Covid and kindness

I’m still seeing a fair number of people advocating for ‘opening up’ on the basis of either individual responsibility (‘I’m vaccinated’), and/or fuck the lazy/selfish bastards (‘never mind 90% vax rate, we can’t wait’).

Underlying this seems to be the idea that the vaccine will save us. I just saw someone say that there is absolutely no risk to New Zealand if they were to travel from Queensland (in an area where there is no covid),  as they have been double vaccinated. It’s a problem that this far in there are still people who don’t understand how the vaccines work in individuals and as a public health measure.

The Pfizer–BioNTech and Oxford–AstraZeneca COVID-19 vaccines are effective against the highly infectious Delta variant of SARS-CoV-2 — but their protection drops away over time, a study of infections in the United Kingdom has concluded.

The vaccine developed by Oxford and the pharmaceutical company AstraZeneca in Cambridge, UK, was 69% effective against a high viral load 14 days after the second dose, falling to 61% by 90 days.

https://www.nature.com/articles/d41586-021-02261-8 (19 August 2021)

Those figures don’t mean the vaccine is useless, it means the vaccine is one tool among many and we need to use all the tools together strategically, rather than relying on any one in isolation.

The vaccines are tools to help limit spread and reduce risk to individuals. They’re not a panacea. The ‘helping limit spread’ thing needs multiple tools in addition to vaccination, including controls on borders, periodic lockdowns, MiQ, mask wearing, hand washing, distancing etc.

The debate right now isn’t ‘when can we open up again?’ It’s how can we manage those tools to balance the needs of various groups and the governance of New Zealand as a whole for our short, medium and long term wellbing?

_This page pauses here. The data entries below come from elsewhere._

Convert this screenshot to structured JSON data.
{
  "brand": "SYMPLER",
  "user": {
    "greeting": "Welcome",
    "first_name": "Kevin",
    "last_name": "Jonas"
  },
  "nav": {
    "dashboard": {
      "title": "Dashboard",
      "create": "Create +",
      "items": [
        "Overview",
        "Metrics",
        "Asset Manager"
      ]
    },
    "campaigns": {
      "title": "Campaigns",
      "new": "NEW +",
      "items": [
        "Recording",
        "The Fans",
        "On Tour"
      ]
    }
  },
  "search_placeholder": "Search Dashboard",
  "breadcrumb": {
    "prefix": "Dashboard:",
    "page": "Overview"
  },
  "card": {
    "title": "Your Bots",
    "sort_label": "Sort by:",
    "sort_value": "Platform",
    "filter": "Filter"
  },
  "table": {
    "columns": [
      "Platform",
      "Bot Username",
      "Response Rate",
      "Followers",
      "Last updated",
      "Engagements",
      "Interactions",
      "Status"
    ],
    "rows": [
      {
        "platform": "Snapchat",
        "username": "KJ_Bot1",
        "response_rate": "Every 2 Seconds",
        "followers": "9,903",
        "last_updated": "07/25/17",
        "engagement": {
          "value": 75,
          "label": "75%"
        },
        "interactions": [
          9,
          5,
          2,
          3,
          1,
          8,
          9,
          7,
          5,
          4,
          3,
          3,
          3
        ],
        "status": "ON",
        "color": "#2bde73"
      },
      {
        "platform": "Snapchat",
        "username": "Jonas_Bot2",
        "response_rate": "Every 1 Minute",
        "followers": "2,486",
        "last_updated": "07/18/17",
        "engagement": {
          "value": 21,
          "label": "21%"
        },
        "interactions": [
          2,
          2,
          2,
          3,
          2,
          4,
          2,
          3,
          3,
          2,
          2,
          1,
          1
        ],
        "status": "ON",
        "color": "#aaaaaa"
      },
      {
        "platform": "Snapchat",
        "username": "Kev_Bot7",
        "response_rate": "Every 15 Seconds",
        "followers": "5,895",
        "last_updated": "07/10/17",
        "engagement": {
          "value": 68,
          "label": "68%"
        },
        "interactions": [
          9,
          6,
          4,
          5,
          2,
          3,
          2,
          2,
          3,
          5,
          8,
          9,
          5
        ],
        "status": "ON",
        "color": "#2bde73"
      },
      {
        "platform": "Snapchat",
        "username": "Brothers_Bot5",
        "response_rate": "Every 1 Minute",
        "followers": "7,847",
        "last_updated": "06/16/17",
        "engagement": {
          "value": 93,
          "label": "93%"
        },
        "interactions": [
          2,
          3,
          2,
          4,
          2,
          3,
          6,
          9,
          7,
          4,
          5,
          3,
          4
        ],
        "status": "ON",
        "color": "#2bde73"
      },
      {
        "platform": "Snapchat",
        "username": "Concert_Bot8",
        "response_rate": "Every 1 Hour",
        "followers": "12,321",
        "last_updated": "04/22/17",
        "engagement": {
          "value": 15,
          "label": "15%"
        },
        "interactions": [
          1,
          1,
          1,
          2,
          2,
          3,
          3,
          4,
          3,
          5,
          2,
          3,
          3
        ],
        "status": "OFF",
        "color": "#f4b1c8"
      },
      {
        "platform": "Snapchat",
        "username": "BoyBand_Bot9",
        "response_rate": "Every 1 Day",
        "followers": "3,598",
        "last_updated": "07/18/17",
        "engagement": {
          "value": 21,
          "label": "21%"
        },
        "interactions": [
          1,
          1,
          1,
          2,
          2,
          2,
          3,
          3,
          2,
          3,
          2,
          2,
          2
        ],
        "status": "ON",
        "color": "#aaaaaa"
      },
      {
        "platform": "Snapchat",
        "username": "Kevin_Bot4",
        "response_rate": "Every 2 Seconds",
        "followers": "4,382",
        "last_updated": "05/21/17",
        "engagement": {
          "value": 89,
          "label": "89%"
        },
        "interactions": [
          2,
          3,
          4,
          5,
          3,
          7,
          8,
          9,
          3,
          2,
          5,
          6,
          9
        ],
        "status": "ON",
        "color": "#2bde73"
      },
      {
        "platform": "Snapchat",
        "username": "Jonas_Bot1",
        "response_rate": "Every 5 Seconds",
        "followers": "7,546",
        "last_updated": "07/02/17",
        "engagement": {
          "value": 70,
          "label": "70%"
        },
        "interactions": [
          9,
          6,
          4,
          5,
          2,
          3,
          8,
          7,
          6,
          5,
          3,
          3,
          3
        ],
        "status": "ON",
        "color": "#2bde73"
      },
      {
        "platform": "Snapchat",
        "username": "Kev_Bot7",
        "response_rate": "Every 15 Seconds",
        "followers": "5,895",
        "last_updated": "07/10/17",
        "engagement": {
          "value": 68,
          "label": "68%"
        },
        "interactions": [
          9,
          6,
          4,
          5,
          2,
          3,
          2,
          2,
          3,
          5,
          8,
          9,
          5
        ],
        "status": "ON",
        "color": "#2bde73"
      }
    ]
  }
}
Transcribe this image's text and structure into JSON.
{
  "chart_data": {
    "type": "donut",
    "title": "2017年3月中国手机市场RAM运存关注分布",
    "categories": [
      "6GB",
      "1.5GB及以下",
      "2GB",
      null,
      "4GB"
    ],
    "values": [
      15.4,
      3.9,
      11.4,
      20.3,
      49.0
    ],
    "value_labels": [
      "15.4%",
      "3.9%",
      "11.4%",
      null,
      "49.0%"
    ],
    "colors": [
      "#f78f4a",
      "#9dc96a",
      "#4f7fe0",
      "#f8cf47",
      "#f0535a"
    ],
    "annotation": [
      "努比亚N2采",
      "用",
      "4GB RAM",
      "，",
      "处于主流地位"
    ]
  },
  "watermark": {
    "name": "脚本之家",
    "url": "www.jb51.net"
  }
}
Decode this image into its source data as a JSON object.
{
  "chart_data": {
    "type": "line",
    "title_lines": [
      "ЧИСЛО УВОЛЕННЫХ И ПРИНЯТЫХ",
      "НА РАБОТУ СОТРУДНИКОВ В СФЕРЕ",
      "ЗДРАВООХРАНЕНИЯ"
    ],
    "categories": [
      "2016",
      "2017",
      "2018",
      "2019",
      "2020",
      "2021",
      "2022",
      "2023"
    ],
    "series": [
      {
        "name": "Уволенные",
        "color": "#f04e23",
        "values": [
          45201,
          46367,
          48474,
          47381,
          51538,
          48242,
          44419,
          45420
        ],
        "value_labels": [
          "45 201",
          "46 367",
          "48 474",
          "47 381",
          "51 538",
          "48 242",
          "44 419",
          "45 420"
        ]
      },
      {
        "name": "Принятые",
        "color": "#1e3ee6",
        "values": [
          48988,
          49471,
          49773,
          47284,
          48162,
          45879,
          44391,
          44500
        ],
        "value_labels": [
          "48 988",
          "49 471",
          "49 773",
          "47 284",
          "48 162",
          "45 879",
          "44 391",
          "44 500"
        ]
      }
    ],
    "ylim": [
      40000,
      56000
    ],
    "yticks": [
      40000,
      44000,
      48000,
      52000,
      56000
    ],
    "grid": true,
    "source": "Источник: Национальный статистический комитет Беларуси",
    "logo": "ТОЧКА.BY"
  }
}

Auckland is doing the heavy lifting right now, and has been for weeks on end. Understandably many Aucklanders are stressed and frustrated, some highly so, and the pressure on businesses affected by lockdown is intense.

Lots of people are frustrated with the government not doing better. I tend to the view that delta is a second pandemic and we are having to learn anew how to manage. I also understand that there are people in government who haven’t had a break since the pandemic began. That’s high stress, and we need to pay attention to this being a long commitment, not something that will be over in the next six months and then everything goes back to a slightly altered normal.

I suspect that 2022 will a hard year for New Zealand. Either we open up to the point that covid is in the community across the whole country and we have whole new set of stressors to deal with as death and disability rates climb, our precarious health system stumbles a lot more, and we have to figure out how to manage waning protection from the vaccine.

Or we try and contain covid as much as we can, which means more periodic lockdowns, and having to adapt at a much deeper level across society – think major changes to industry and work sectors as businesses fail, how to diversify education, redesigning cities and suburbs to make containment more tolerable or even enjoyable. If that seems extreme, factor in a new variant worse than delta.

I’m listening to Māori a lot currently, and disabled people. I wish I was hearing more from the elderly, Pasifica and other vulnerable groups (vulnerable to covid, but also vulnerable to neoliberalism’s entrenched poverty which increases risk in multiple ways). These are the people that will be disproportionately affected individually and in their communities.

But, these are also the people who hold some of the solutions to the challenges we are facing.

It’s pretty clear that despite Te Tiriti o Waitangi, the Crown has failed to protect Māori to the same level as Tau Iwi.

We can blame Labour or ‘the government’ but this ignores the reality of longstanding issues within the Health system from decades of neoliberal fuckery and that make centralised control a high priority and cultural safety a low priority. It breaks my heart that New Zealand is still so bad at letting Māori look after themselves, because of the sovereignty tearing impact on Māori, but also because New Zealand as a whole would benefit from many of the ways that Māori approach problem solving.

Rates of vaccination in disabled people are too low, and I’m seeing hardly anyone talking about this.

I’m seeing centre lefties shift towards authoritarianism.

If there was any point in our lived history for being kind, for reasserting kindness as a deep value, this is the time. Kindness and fairness. There’s a storm coming, much bigger than the one we are in now, and we need our values to be set and straight, not veering off into meanness and self-interest.

If we understand covid as a long term crisis, then it means that attending to Te Tiriti becomes even more important. New Zealand as a whole has much to learn from Māori about prioritising people, he tangata, he tangata, he tangata.

We also have a great resource in the disabled community, who are experts at adapting to limitation in creative and life affirming ways.

I also believe that we should be merging the pandemic response with climate action and addressing the ecological crises. Both those things are worsening while our attention is elsewhere, but the good news is that mitigation and adaptation for all three can go hand in hand. A small example: delta requires us to spend more time outside, this is something that can bring many health, social and ecological benefits. If that means time in our neighbourhood, how about we spend the next year making our neighbourhoods good places to be.